The Panther: Do you want to talk a little bit about your experience or role on the Honor Council, how that was for you?
Tuttle: Honor Council was really beneficial before the COVID stuff hit. It was around way before me, I think 10-15 years before I even started working here it was developed. It was the school’s way of trying to give students a second chance for making silly mistakes without being overly penalized by silly mistakes. I’m not trying to undermine what cheating is, but students feel so stressed and overwhelmed that there are times they make bad choices; you guys are still young adults, so you’re allowed to make bad choices and be able to find a way to bounce back. Once COVID hit and we all shut down, the program itself sort of hit a dip, and I don’t think we ever were able to kind of come back and have the right impact that we wanted to have. And so the school decided to go another way with that, and I think that’s perfectly acceptable.
The Panther: Is there any moment or student, or do you have a moment where you could say a student had a great impact on you?
Tuttle: There have been so many students that I still walk around with their names like at the tip of my brain. You know, you teach so many kids that there are definitely names you forget and there are stories you forget, but there are lots of students where they helped me become a better teacher, or I kind of learned a life lesson through that as well. I’m not going to name any, but there definitely have been a lot of students who have had an impact on me professionally as well as personally.

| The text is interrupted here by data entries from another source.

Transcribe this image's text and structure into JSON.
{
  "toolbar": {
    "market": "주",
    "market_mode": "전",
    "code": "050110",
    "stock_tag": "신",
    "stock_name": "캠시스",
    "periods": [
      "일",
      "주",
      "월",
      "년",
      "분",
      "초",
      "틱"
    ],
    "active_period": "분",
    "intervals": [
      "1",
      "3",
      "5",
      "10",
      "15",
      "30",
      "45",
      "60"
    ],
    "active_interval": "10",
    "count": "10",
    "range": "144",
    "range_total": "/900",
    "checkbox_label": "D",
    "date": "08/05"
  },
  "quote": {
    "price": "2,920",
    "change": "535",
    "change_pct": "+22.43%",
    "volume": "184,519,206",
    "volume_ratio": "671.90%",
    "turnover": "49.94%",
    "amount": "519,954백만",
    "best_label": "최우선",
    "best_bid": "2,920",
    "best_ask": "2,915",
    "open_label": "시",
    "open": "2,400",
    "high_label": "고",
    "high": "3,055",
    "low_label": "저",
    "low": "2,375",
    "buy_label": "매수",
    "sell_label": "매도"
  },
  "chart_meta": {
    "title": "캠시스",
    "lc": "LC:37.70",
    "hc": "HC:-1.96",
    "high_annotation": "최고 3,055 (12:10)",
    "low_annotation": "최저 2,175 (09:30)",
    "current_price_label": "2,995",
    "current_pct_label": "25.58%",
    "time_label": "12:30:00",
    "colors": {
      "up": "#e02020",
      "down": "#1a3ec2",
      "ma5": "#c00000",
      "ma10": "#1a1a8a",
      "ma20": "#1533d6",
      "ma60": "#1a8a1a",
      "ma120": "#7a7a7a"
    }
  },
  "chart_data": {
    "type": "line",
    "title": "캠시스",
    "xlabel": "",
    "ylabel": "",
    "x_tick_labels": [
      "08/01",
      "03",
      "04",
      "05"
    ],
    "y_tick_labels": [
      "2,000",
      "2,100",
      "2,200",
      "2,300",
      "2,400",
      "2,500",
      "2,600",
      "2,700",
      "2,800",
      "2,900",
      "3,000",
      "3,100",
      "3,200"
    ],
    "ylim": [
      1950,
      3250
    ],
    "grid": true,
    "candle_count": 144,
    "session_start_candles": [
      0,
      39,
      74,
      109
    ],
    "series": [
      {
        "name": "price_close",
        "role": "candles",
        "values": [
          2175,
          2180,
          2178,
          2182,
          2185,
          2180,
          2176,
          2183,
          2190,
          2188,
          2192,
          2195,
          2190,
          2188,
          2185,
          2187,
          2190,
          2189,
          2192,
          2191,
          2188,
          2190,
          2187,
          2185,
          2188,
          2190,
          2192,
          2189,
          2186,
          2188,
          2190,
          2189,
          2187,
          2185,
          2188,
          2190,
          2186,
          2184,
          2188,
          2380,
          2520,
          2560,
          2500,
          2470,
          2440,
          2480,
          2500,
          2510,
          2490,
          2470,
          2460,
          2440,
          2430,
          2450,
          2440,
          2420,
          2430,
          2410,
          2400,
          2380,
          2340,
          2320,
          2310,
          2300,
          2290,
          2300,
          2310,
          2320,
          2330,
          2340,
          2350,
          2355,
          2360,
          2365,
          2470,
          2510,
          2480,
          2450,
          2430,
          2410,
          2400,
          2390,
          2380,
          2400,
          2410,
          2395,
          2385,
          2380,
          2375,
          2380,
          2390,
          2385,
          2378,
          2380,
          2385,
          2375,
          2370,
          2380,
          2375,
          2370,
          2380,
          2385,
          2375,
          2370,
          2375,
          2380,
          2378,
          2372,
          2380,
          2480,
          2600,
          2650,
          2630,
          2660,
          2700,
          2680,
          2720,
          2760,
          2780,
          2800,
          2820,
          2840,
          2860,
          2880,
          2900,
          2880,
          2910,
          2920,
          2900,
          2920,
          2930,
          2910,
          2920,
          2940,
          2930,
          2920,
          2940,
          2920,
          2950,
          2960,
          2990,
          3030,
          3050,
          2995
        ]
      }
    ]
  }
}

The Panther: How do you feel? You’ve shaped your students, teaching them and just giving them. I mean, sitting in your class, you can see you don’t only just give us math skills and math lessons, you give us life advice and you give us life skills. How do you feel you’ve shaped your students?
Tuttle: That’s a hard question to answer because I don’t know. I don’t know how I got so lucky to have students who truly seem to appreciate what happens in the classroom, right? I do try to keep an open mind and realize that math is not the number one thing for most of them. So I think by balancing that in my head, knowing that a lot of them have other things going on outside of the class, and taking that and respecting that about them, I think that helps. And I do think that a lot of the lessons that students learn from teachers are not so much content related as just character building, you know how to work through a hard problem, kind of thing. And I’m glad that it seems that I’m able to teach more than just the math of it, but I don’t know how that happens.